O Homem do Ano,
de José Henrique Fonseca


Brasil, 2003

O Homem do Ano, mais do que ser o novo filme de José Henrique Fonseca, é o mais novo exemplar da grife Conspiração Filmes. No que tange as suas tentativas no terreno do suspense policial (Traição, Gêmeas, Bufo & Spallanzani), a produtora carioca parece mesmo estar criando um nicho próprio com trabalhos que, apesar das diferenças de personalidade dos cineastas, têm muito em comum. Surge, também, e, em conseqüência, uma certa resistência contra esta "estética conspiração", mas antes de simplesmente descartar o filme na base do "gosto ou não gosto", é necessário fazer um esforço em compreendê-lo, até porque se O Homem do Ano fracassa é menos pela sua estética em si, e mais por sua completa incapacidade de pensá-la.

Há uma inadequação no centro de O Homem do Ano: o que José Henrique Fonseca ambiciona é mostrar a trágica trajetória do tal homem do título que após cometer um ato de violência (matar um bandido importante) vai do céu ao inferno. Onde reside o problema?
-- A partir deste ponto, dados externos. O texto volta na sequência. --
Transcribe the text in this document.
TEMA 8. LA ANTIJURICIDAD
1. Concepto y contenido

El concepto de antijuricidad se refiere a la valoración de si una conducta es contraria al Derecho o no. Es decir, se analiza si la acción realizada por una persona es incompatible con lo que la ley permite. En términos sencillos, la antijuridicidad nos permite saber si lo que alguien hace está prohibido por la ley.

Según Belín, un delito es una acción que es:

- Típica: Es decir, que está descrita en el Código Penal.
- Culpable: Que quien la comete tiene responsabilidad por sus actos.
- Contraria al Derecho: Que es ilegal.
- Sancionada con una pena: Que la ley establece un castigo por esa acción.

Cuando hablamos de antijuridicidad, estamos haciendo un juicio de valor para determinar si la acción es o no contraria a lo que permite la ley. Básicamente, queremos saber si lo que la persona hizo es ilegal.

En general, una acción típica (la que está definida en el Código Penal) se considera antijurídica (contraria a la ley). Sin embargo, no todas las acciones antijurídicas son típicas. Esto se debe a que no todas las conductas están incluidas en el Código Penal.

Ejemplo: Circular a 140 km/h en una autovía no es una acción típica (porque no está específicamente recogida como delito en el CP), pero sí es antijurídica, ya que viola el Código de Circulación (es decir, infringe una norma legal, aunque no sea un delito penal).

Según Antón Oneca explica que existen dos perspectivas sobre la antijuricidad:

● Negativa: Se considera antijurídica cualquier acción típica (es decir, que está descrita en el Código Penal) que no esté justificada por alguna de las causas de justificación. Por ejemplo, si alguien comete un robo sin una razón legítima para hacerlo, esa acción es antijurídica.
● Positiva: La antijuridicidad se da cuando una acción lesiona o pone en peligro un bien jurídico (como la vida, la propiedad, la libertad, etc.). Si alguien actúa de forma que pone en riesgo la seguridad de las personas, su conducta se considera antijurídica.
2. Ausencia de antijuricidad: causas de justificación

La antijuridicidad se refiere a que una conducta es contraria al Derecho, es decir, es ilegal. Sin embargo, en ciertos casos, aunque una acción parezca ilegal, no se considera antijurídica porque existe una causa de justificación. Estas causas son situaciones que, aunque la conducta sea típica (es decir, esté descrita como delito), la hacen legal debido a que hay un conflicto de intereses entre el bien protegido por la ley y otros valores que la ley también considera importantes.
Para cumprir com suas ambições o diretor precisa deste personagem, precisa estabelecer o mundo dele; precisa, em suma, que tenhamos um interesse real naquela figura. O filme falha completamente nisso. Alguns preguiçosos correram em botar a culpa no roteiro de Rubem Fonseca, que supostamente despenca no ato final. Não há nada de errado no texto, nem no ato final (há algumas transições estranhas, mas é impossível dizer se elas são culpas do roteiro ou resultado dos cortes na sala de montagem): se ele não funciona a culpa é muito mais da estratégia de mise-en-scène do diretor ao longo do filme.

Como exatamente O Homem do Ano se desfaz? Na sua incapacidade de sugerir qualquer momento íntimo de seus personagens, de construir qualquer possibilidade de relação entre eles. É bem sintomático disso que o filme se inicie com Maicon (Murilo Benício) conhecendo sua futura esposa (Claudia Abreu) no serviço dela: cortamos do encontro inicial com a relação dos dois como sendo de cliente/atendente para ambos juntos no carro - nunca saberemos como Maicon a convenceu a sair com ele, entre outras razões porque José Henrique Fonseca parece incapaz de lidar com uma cena dessas.

Ao longo de O Homem do Ano perceberemos o quanto esta incapacidade se explicita na encenação. Peguemos como exemplo uma cena bem simples, um encontro de Maicon com seus amigos na sua casa para tomar uma cerveja e jogar cartas, ainda na primeira parte do filme. Tudo na cena parece certo, o texto é bom, os atores são bons, a produção parece ter tomado cuidado com os detalhes, mas tudo na cena soa errado. Há um excesso aqui, as atuações são carregadas demais, a direção de arte é demais, a fotografia é demais, há uma saturação imagética que mata a cena. Isto recorrerá com freqüência ao longo do filme (a exceção de um ou outro momento com Natalia Lage, mais por mérito da atriz).

Não se trata aqui de defender um cinema naturalista e/ou realista, mas sim perceber uma fissura de proposta/execução no filme de Fonseca. Pois se ao fim temos esta sensação de que o filme despenca é porque, na hora de cobrar a conta pelas ambições do seu projeto, falta a Fonseca ter acumulado ao longo do filme a força necessária para que tivéssemos resolvido pagá-la.

É bem típico deste filme que a produção tenha tido grande trabalho de selecionar bem as locações, só para ver o cineasta não utilizá-las para nada. Não existe trabalho de espaço/arquitetura em O Homem do Ano, da mesma forma que nunca estabelece-se um mundo, e isto se dá porque as imagens aqui só existem pelo seu significante mais óbvio: as locações bem escolhidas, por exemplo, só servem para Fonseca dizer a palavra "periferia".

A questão aqui, é bom repetir, é menos de estética do que de incapacidade de se pensar esta estética. Porque, apesar disso tudo, O Homem do Ano poderia ser ao menos minimamente interessante caso Fonseca pensasse o que ele está fazendo, adaptasse ou a sua forma ao filme que quer fazer, ou o filme que quer fazer à sua forma. Se o filme assumisse, por exemplo, seus personagens como meros arquétipos e o quanto estamos muito mais num universo devedor de todo um mundo de imagens que veio antes dele (imagens cinematográficas ou não), vários dos problemas dele se dissipariam ou ao menos se reduziriam. José Henrique Fonseca aqui se revela um maneirista que não tem muita noção disso, tenta abarca o que o seu projeto cinematográfico não aporta, acaba não indo a lugar nenhum.